Welche Programme würdet ihr mir für das folgende Anwendungsgebiet vorschlagen?

Szenario:
- Emails von mehreren Accounts abholen (Freenet usw.), also getmail oder fetchmail
- Alle in einem Postfach sammeln (Gibt nur einen Benutzer)
- Emails dann per IMAP (Horde) abholen
- Versenden von Emails ist unwichtig, Verschlüsselung unwichtig, Spam vorerst unwichtig
- Also wirklich nur ein Sammeln von Emails und Zugriff über Horde

Ein solches Szenario habe ich mit xmail schon am laufen, nur brauche ich nun unbedingt einen IMAP Server, da nur der Ordner unterstützt. In diesem Zusammenhang ist mir auch das Zusammenspiel von postfix, exim und cyrus nicht klar bzw. wer welche Aufgabe erledigt.
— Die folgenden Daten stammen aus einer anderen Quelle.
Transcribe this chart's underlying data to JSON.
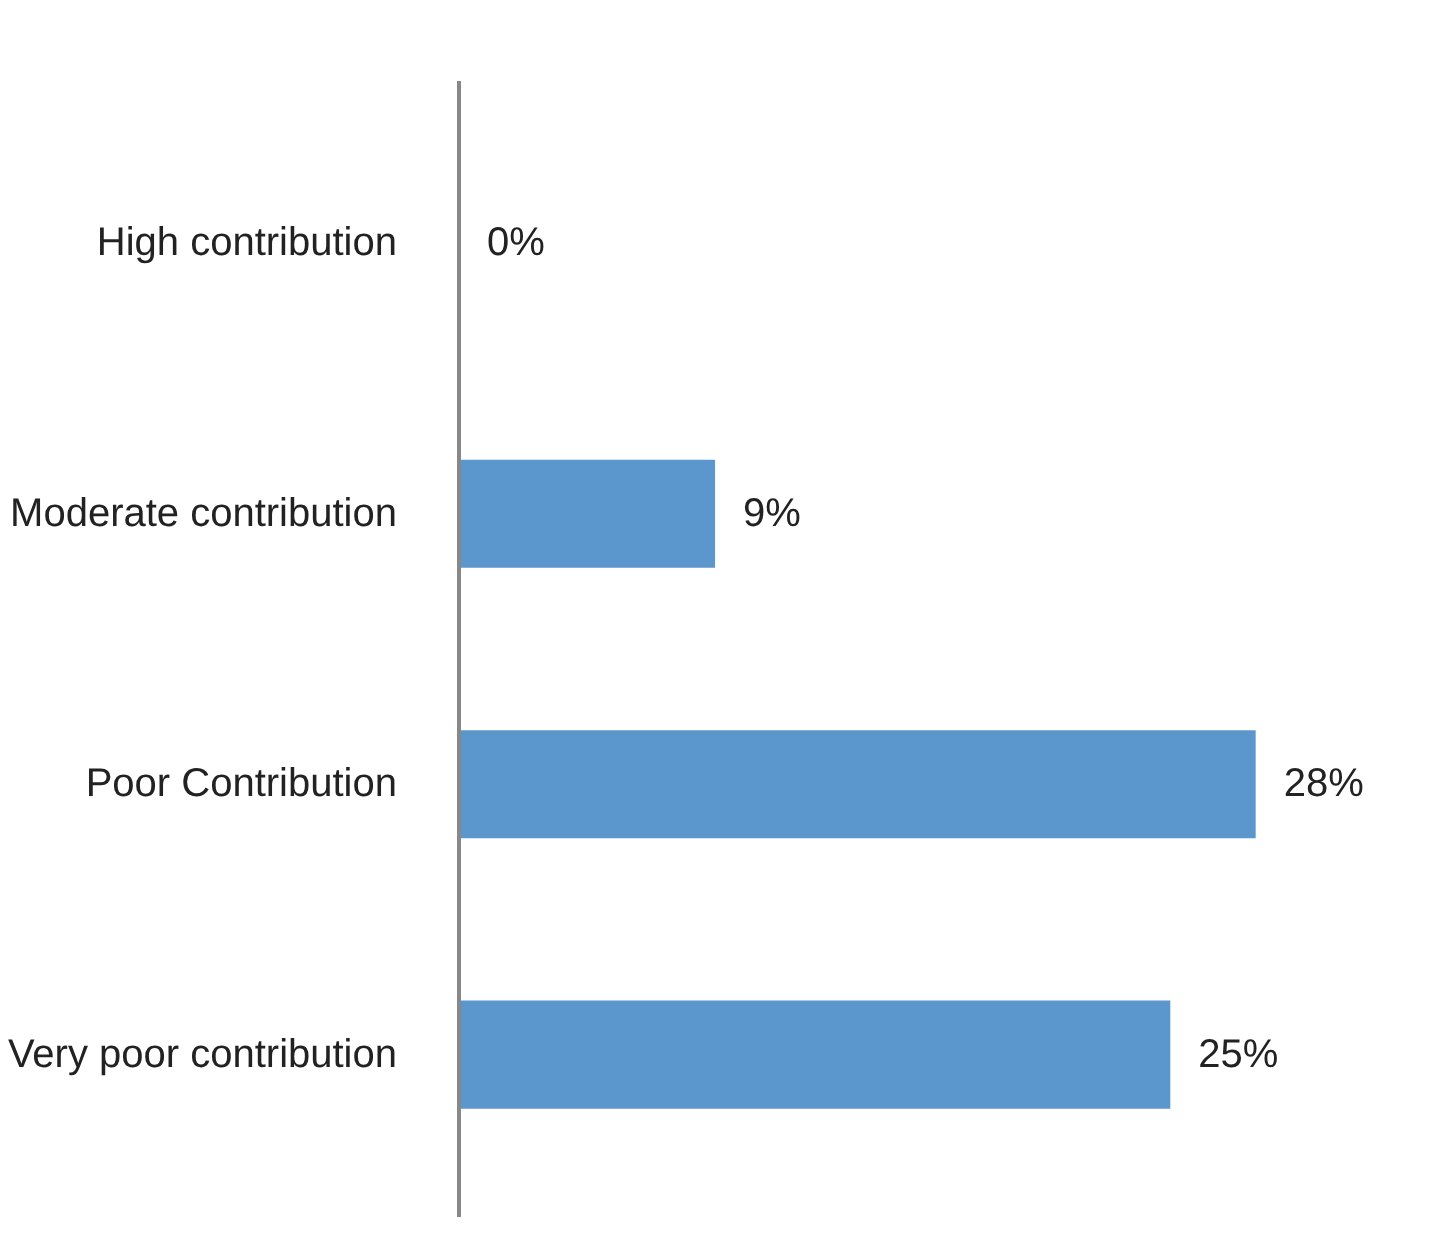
{
  "chart_data": {
    "type": "bar",
    "orientation": "horizontal",
    "categories": [
      "High contribution",
      "Moderate contribution",
      "Poor Contribution",
      "Very poor contribution"
    ],
    "values": [
      0,
      9,
      28,
      25
    ],
    "value_labels": [
      "0%",
      "9%",
      "28%",
      "25%"
    ],
    "color": "#5b96cc"
  }
}
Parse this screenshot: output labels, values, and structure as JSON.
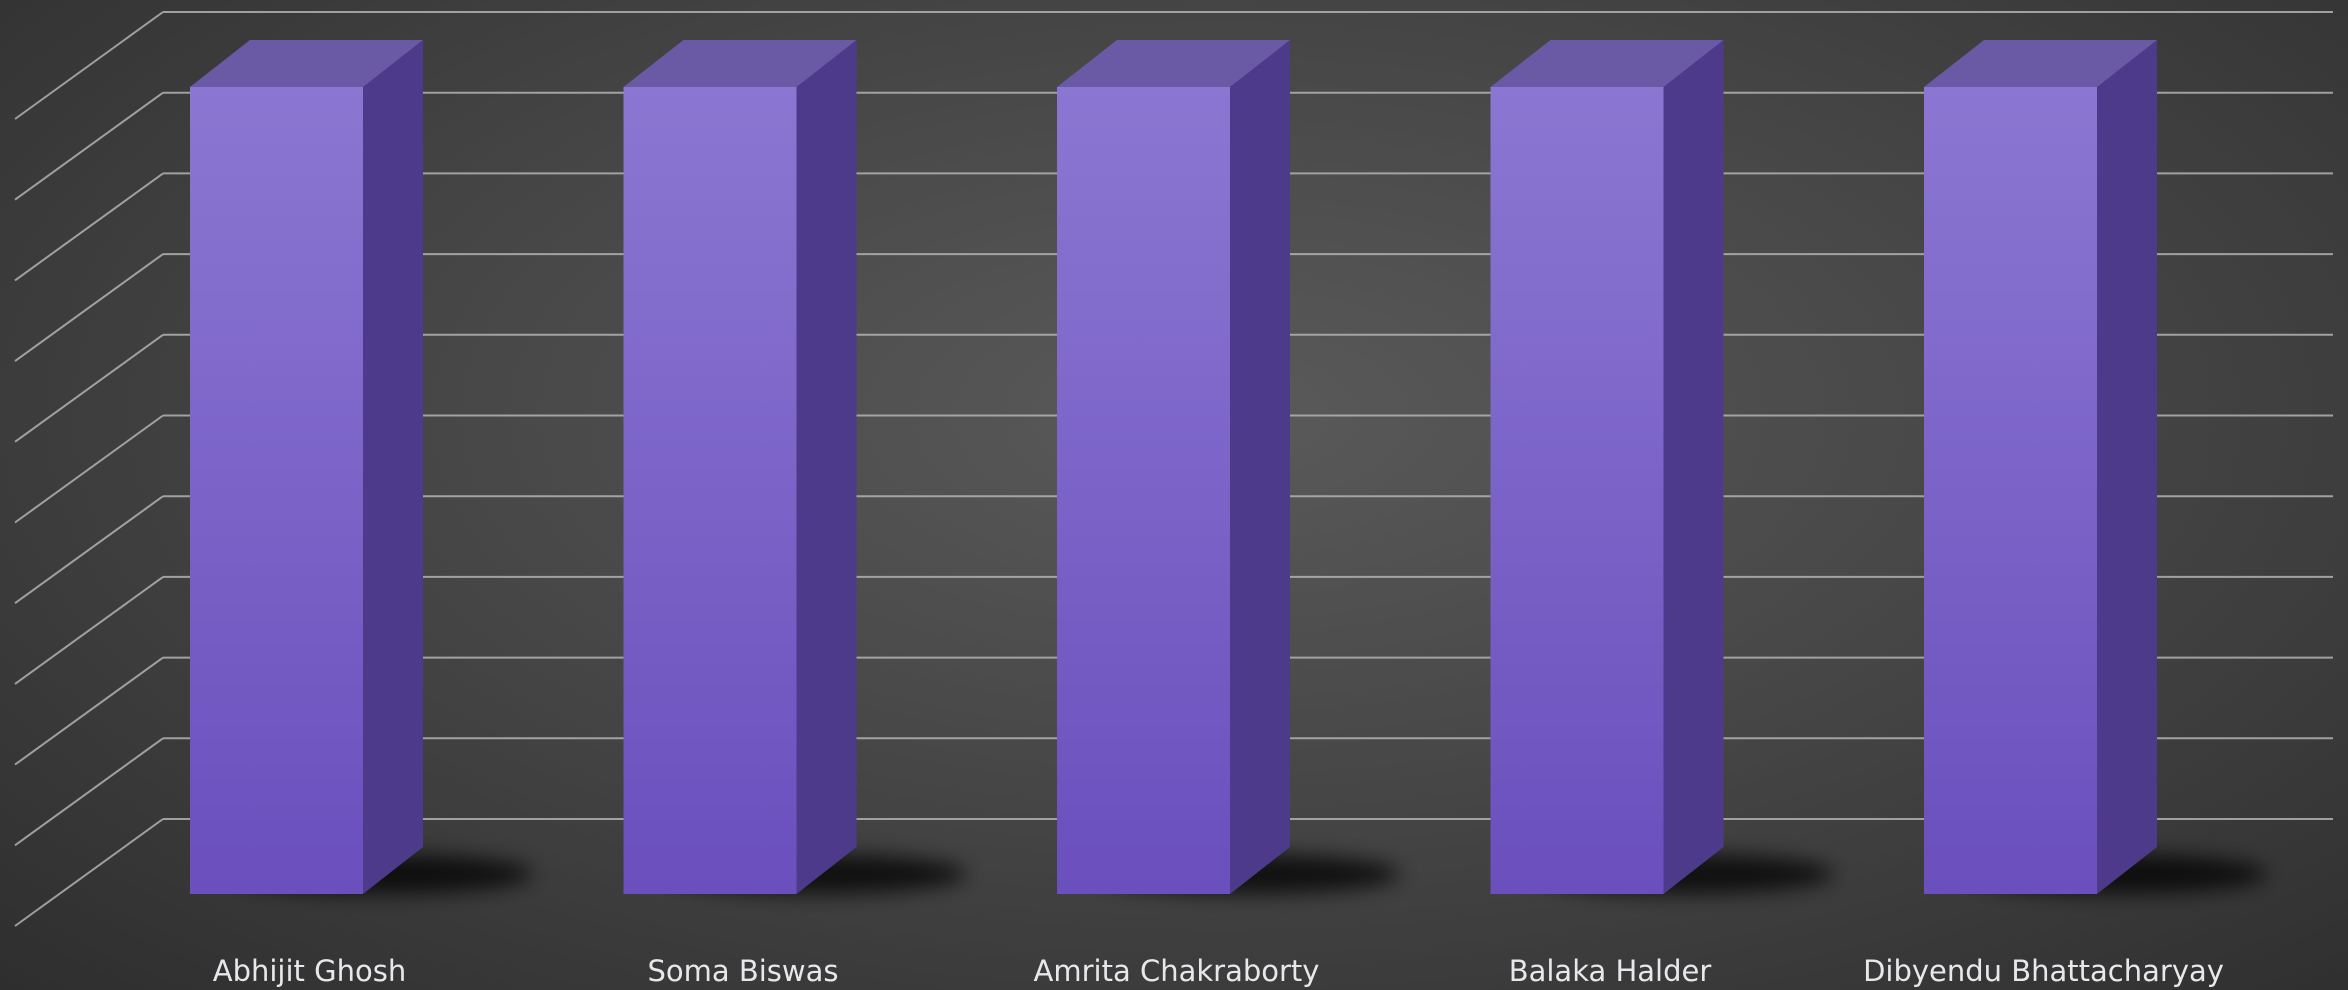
{
  "chart_data": {
    "type": "bar",
    "style": "3d-column",
    "categories": [
      "Abhijit Ghosh",
      "Soma Biswas",
      "Amrita Chakraborty",
      "Balaka Halder",
      "Dibyendu Bhattacharyay"
    ],
    "values": [
      10,
      10,
      10,
      10,
      10
    ],
    "ylim": [
      0,
      10
    ],
    "gridline_count": 10,
    "grid": true,
    "legend": "none",
    "title": "",
    "xlabel": "",
    "ylabel": "",
    "colors": {
      "bar_front_top": "#8b77d2",
      "bar_front_bottom": "#6a4fbd",
      "bar_side": "#4e3a8a",
      "bar_top": "#6a5aa6",
      "gridline": "#b3b3b3",
      "label": "#e8e8ec"
    }
  }
}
Ich freu mich auf eure Vorschläge bzgl. meines Szenarios.

mfg Byty


----------



## Dennis Wronka (7. Juli 2007)

Als SMTP-Server wuerde ich zu Postfix raten. Dieser ist nicht so schwer zu konfigurieren und sicherer als Sendmail. Zu Exim kann ich nichts sagen da ich ihn nie genutzt hab. Was ich aber bisher gehoert hab war mein ich doch eher positiv.
Zusaetzlich kannst Du ProcMail nutzen um spaeter eventuell solche Extras wie ClamAV oder SpamAssassin einzubinden.
Um Mails abzuholen wuerde ich FetchMail nutzen, aber auch nur weil ich GetMail bislang nie genutzt hab.
Mit dem Cyrus-IMAPd hatte ich bislang eher Probleme weshalb ich soweit auf UW-IMAPd gesetzt habe. Cyrus-SASL hingegen nutze ich mit Postfix fuer Anmeldung der User, was bei Dir aber wohl entfaellt da Du ja auch nicht versenden willst.


----------



## ByteDigger (7. Juli 2007)

Danke dir für die schnelle Antwort.

UW-Imap ist ein guter Tipp, den werde ich mir nachher mal genauer anschauen. Mit Cyrus habe ich bisher gute Erfahrungen gemacht. Da klappte der Login schnell. Allerdings weis ich immernoch nicht, wie ich die Mails von Fetchmail an Cyrus übergebe. Muss das unbedingt Postfix o.ä. sein oder reicht es in fetchmail einfach das entsprechende Maildir einzutragen?

UW-Imap nutzt ja /var/spool/mail/user für die Mails.Scheint sehr einfach, gleich mal testen...


----------